Table 4 portrays the applicability of data staging, ETL, and process validation of conventional and proposed test procedures. The proposed big data test approach is capable to implement all these validation stages and thus signifies its capability compared with existing methods. Functional and Non-functional testing can be done in all the possible testing approaches. In Manual Testing, the reliability of this process is purely dependent on the test engineer's knowledge and experience. The preference for manual testing is very limited since it is a time-killing, complex, costly, and hectic procedure. It is already discussed that the Selenium approach is limited to only structured data and whose capability ceases with the rise of data sources. The proposed test procedure requires no coding and can perform the testing task in no time. It is quite reliable and can easily handle all types of data formats. Its performance is less distracted even with the rise of the data source. To test and verify the structured and unstructured data formats, schemas at different sources such as Hive, Map-reduce, Sqoop, and pig by using the Testing Whiz automation tool. Table 4 describes the multiple statistical features attained by using the conventional and proposed test routines. It can be observed that big data testing has statistically outperformed the conventional test methods. Figure 7: shows result here has been slightly adjusted to account for project preparation time, execution time, and analytic time. The invalid defects were found in the testing because of said error.

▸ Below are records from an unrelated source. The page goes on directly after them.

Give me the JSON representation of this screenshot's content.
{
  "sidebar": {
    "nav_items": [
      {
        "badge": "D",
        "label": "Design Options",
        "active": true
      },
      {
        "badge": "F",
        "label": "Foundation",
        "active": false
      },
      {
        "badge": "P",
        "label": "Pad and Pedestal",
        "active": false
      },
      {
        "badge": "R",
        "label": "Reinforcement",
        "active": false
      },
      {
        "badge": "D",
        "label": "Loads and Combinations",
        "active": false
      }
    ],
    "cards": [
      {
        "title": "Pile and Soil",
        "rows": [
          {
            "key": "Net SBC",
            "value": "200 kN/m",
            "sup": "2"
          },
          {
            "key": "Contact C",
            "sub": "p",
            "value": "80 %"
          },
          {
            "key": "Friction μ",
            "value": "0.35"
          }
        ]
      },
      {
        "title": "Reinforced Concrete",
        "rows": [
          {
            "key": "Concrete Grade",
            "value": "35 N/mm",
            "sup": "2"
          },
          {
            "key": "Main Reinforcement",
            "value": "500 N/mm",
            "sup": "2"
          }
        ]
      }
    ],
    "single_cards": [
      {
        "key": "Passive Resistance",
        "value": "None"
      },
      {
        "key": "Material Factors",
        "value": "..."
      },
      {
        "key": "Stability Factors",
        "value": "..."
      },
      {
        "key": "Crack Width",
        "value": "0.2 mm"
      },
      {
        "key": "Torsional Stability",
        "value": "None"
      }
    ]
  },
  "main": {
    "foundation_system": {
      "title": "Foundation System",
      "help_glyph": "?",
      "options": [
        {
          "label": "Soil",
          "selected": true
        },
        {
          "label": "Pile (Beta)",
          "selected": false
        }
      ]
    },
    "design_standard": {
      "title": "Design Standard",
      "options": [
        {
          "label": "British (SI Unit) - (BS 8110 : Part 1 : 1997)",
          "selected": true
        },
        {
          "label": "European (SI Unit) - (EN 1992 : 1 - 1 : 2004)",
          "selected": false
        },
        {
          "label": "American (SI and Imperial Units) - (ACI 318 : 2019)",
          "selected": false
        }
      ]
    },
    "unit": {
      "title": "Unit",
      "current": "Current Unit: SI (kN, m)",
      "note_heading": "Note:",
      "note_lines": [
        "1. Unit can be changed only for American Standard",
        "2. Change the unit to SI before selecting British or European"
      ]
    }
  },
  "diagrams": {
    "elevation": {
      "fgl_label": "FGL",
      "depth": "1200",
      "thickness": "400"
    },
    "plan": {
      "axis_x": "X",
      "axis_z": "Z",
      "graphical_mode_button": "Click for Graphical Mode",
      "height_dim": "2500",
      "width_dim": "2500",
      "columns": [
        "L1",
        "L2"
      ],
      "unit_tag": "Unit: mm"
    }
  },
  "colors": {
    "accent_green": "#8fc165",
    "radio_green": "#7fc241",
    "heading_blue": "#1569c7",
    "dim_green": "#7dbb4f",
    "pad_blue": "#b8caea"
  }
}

Figure 7 portrays the tools used by testers to identify discrepancies of the proposed method with conventional methods in processing structured data. It can be observed that the efficiency of the proposed big data testing through Test Whiz can handle a huge number of test cases and requires less analytic time in a short execution time. The Selenium test procedures need the conversion of unstructured data into structured data and thus the processing tasks consume more time and pose more burden for the test engineer to compare the expected results with the actual results.